Hi Guys,
I have a question about what’s the best practice in modern data modeling.
Background info…
The old school Kimball style way is to keep fact tables long and thin, meaning they should only contain measures and keys to dimensions.
All further information, particularly low-cardinality data, such status flags should be in dimensions.
The one exception is high-cardinality data, such as order ids, that are unique for a majority of the fact table rows. Adding those to a dimension table would make the dimension table a similar size as the fact table and defeat the purpose. So they are kept as degenerate dimensions
inside the fact table.
In order to avoid creating dozens of dimensions, all data that doesn’t fit into separate dimensions is put into a junk dimension
.
The benefit of these best practices is to keep data storage low and the number of dimensions manageable.
The question…
With that in mind… my question is whether this best practice of using a junk dimension still makes sense or whether it’s better to just keep the data as degenerate dimensions?

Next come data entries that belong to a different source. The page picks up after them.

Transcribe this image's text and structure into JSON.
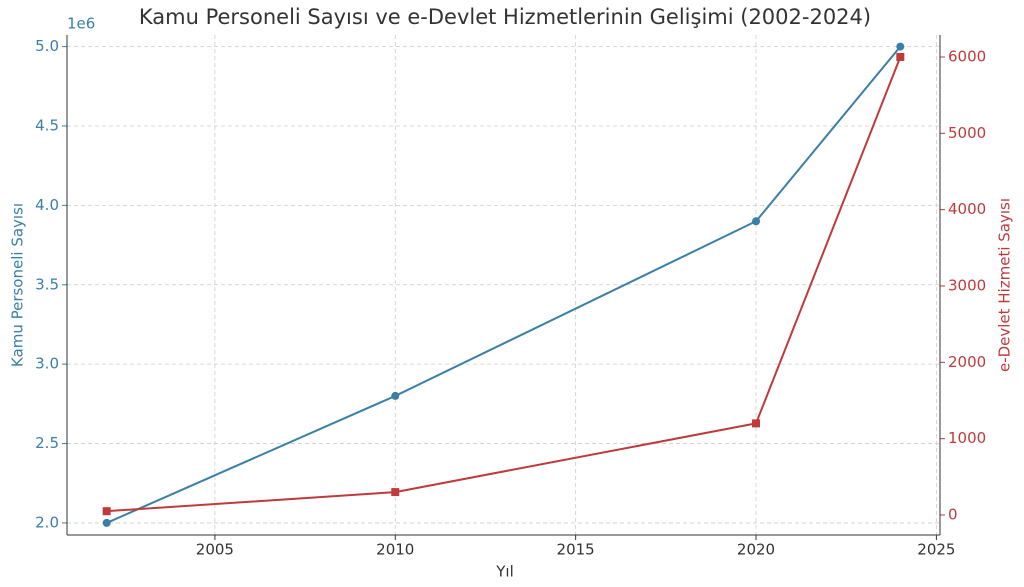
{
  "chart_data": {
    "type": "line",
    "title": "Kamu Personeli Sayısı ve e-Devlet Hizmetlerinin Gelişimi (2002-2024)",
    "x_label": "Yıl",
    "y_label": "Kamu Personeli Sayısı",
    "y2_label": "e-Devlet Hizmeti Sayısı",
    "y_offset_label": "1e6",
    "x": [
      2002,
      2010,
      2020,
      2024
    ],
    "series": [
      {
        "name": "Kamu Personeli Sayısı",
        "color": "#3a7fa6",
        "marker": "circle",
        "values": [
          2000000,
          2800000,
          3900000,
          5000000
        ]
      },
      {
        "name": "e-Devlet Hizmeti Sayısı",
        "color": "#c0393b",
        "marker": "square",
        "axis": "y2",
        "values": [
          50,
          300,
          1200,
          6000
        ]
      }
    ],
    "xlim": [
      2000.9,
      2025.1
    ],
    "xticks": [
      2005,
      2010,
      2015,
      2020,
      2025
    ],
    "ylim": [
      1924000,
      5073000
    ],
    "yticks": [
      {
        "value": 2000000,
        "label": "2.0"
      },
      {
        "value": 2500000,
        "label": "2.5"
      },
      {
        "value": 3000000,
        "label": "3.0"
      },
      {
        "value": 3500000,
        "label": "3.5"
      },
      {
        "value": 4000000,
        "label": "4.0"
      },
      {
        "value": 4500000,
        "label": "4.5"
      },
      {
        "value": 5000000,
        "label": "5.0"
      }
    ],
    "y2lim": [
      -262,
      6288
    ],
    "y2ticks": [
      0,
      1000,
      2000,
      3000,
      4000,
      5000,
      6000
    ],
    "grid": true
  }
}
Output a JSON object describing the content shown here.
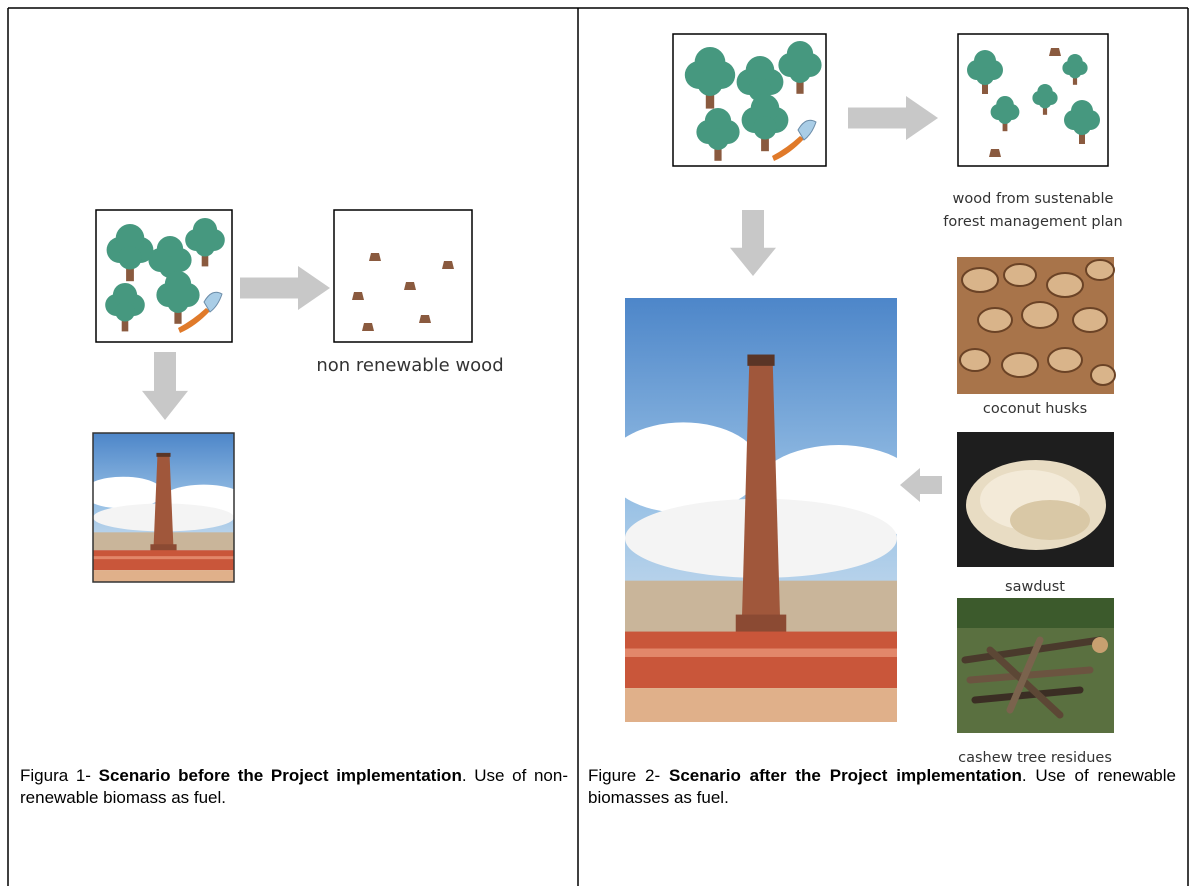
{
  "figures": [
    {
      "diagram": {
        "wood_label": "non renewable wood"
      },
      "caption": {
        "prefix": "Figura 1-",
        "title": "Scenario before the Project implementation",
        "text": ". Use of non-renewable biomass as fuel."
      }
    },
    {
      "diagram": {
        "wood_label": [
          "wood from sustenable",
          "forest management plan"
        ],
        "biomass_labels": [
          "coconut husks",
          "sawdust",
          "cashew tree residues"
        ]
      },
      "caption": {
        "prefix": "Figure 2-",
        "title": "Scenario after the Project implementation",
        "text": ". Use of renewable biomasses as fuel."
      }
    }
  ]
}
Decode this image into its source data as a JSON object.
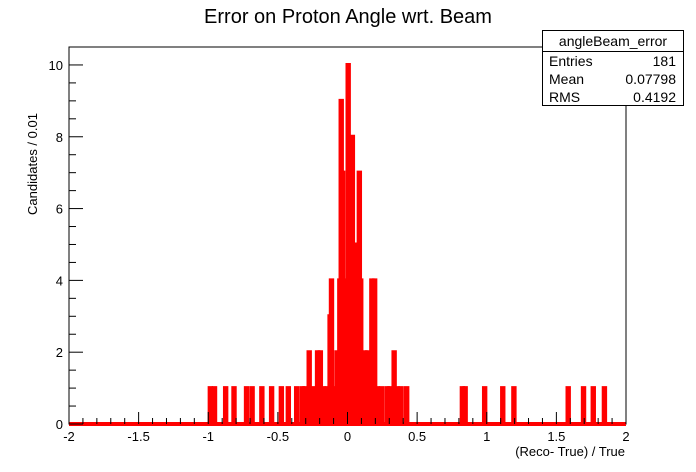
{
  "chart_data": {
    "type": "histogram",
    "title": "Error on Proton Angle wrt. Beam",
    "xlabel": "(Reco- True) / True",
    "ylabel": "Candidates / 0.01",
    "xlim": [
      -2,
      2
    ],
    "ylim": [
      0,
      10.5
    ],
    "x_ticks": [
      "-2",
      "-1.5",
      "-1",
      "-0.5",
      "0",
      "0.5",
      "1",
      "1.5",
      "2"
    ],
    "y_ticks": [
      "0",
      "2",
      "4",
      "6",
      "8",
      "10"
    ],
    "bin_width": 0.01,
    "series": [
      {
        "name": "angleBeam_error",
        "color": "#ff0000",
        "fill_pattern": "brick",
        "bins": [
          {
            "x": -0.985,
            "y": 1
          },
          {
            "x": -0.955,
            "y": 1
          },
          {
            "x": -0.875,
            "y": 1
          },
          {
            "x": -0.815,
            "y": 1
          },
          {
            "x": -0.725,
            "y": 1
          },
          {
            "x": -0.685,
            "y": 1
          },
          {
            "x": -0.615,
            "y": 1
          },
          {
            "x": -0.545,
            "y": 1
          },
          {
            "x": -0.475,
            "y": 1
          },
          {
            "x": -0.425,
            "y": 1
          },
          {
            "x": -0.365,
            "y": 1
          },
          {
            "x": -0.325,
            "y": 1
          },
          {
            "x": -0.305,
            "y": 1
          },
          {
            "x": -0.275,
            "y": 2
          },
          {
            "x": -0.245,
            "y": 1
          },
          {
            "x": -0.215,
            "y": 2
          },
          {
            "x": -0.195,
            "y": 2
          },
          {
            "x": -0.175,
            "y": 1
          },
          {
            "x": -0.145,
            "y": 1
          },
          {
            "x": -0.125,
            "y": 3
          },
          {
            "x": -0.115,
            "y": 4
          },
          {
            "x": -0.095,
            "y": 1
          },
          {
            "x": -0.075,
            "y": 2
          },
          {
            "x": -0.055,
            "y": 4
          },
          {
            "x": -0.045,
            "y": 9
          },
          {
            "x": -0.035,
            "y": 7
          },
          {
            "x": -0.025,
            "y": 4
          },
          {
            "x": -0.015,
            "y": 2
          },
          {
            "x": -0.005,
            "y": 2
          },
          {
            "x": 0.005,
            "y": 10
          },
          {
            "x": 0.015,
            "y": 6
          },
          {
            "x": 0.025,
            "y": 3
          },
          {
            "x": 0.035,
            "y": 8
          },
          {
            "x": 0.045,
            "y": 2
          },
          {
            "x": 0.055,
            "y": 5
          },
          {
            "x": 0.065,
            "y": 3
          },
          {
            "x": 0.075,
            "y": 2
          },
          {
            "x": 0.085,
            "y": 7
          },
          {
            "x": 0.095,
            "y": 4
          },
          {
            "x": 0.115,
            "y": 1
          },
          {
            "x": 0.125,
            "y": 2
          },
          {
            "x": 0.145,
            "y": 2
          },
          {
            "x": 0.175,
            "y": 4
          },
          {
            "x": 0.195,
            "y": 4
          },
          {
            "x": 0.215,
            "y": 1
          },
          {
            "x": 0.245,
            "y": 1
          },
          {
            "x": 0.285,
            "y": 1
          },
          {
            "x": 0.305,
            "y": 1
          },
          {
            "x": 0.335,
            "y": 2
          },
          {
            "x": 0.355,
            "y": 1
          },
          {
            "x": 0.385,
            "y": 1
          },
          {
            "x": 0.425,
            "y": 1
          },
          {
            "x": 0.825,
            "y": 1
          },
          {
            "x": 0.845,
            "y": 1
          },
          {
            "x": 0.985,
            "y": 1
          },
          {
            "x": 1.115,
            "y": 1
          },
          {
            "x": 1.195,
            "y": 1
          },
          {
            "x": 1.585,
            "y": 1
          },
          {
            "x": 1.695,
            "y": 1
          },
          {
            "x": 1.765,
            "y": 1
          },
          {
            "x": 1.845,
            "y": 1
          }
        ]
      }
    ],
    "legend": "none",
    "grid": false
  },
  "stats": {
    "name": "angleBeam_error",
    "entries_label": "Entries",
    "entries": "181",
    "mean_label": "Mean",
    "mean": "0.07798",
    "rms_label": "RMS",
    "rms": "0.4192",
    "placement": "top-right"
  }
}
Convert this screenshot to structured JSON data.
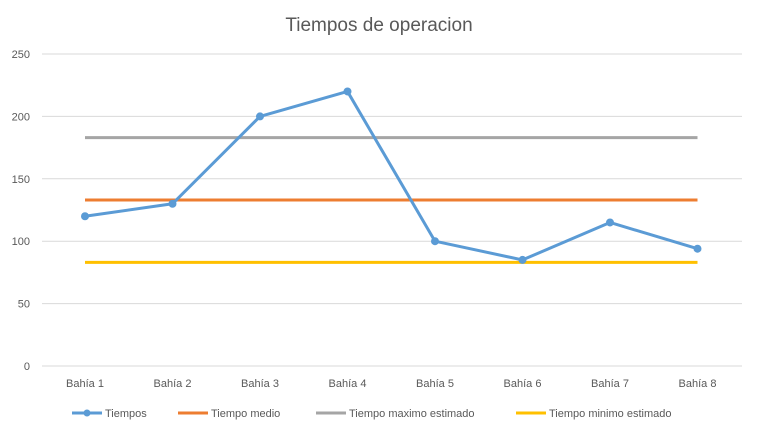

If the junk dimension columns aren’t used to drill across to other fact tables, is there a benefit of moving them into a separate dimension?
Modern DBs that use column storage compress low-cardinality data in the fact tables. So storage should not be an issue.
Are there any other disadvantages I am missing if I keep some dimensional data in my fact tables?
And only create dimensions for data that is used across multiple fact tables?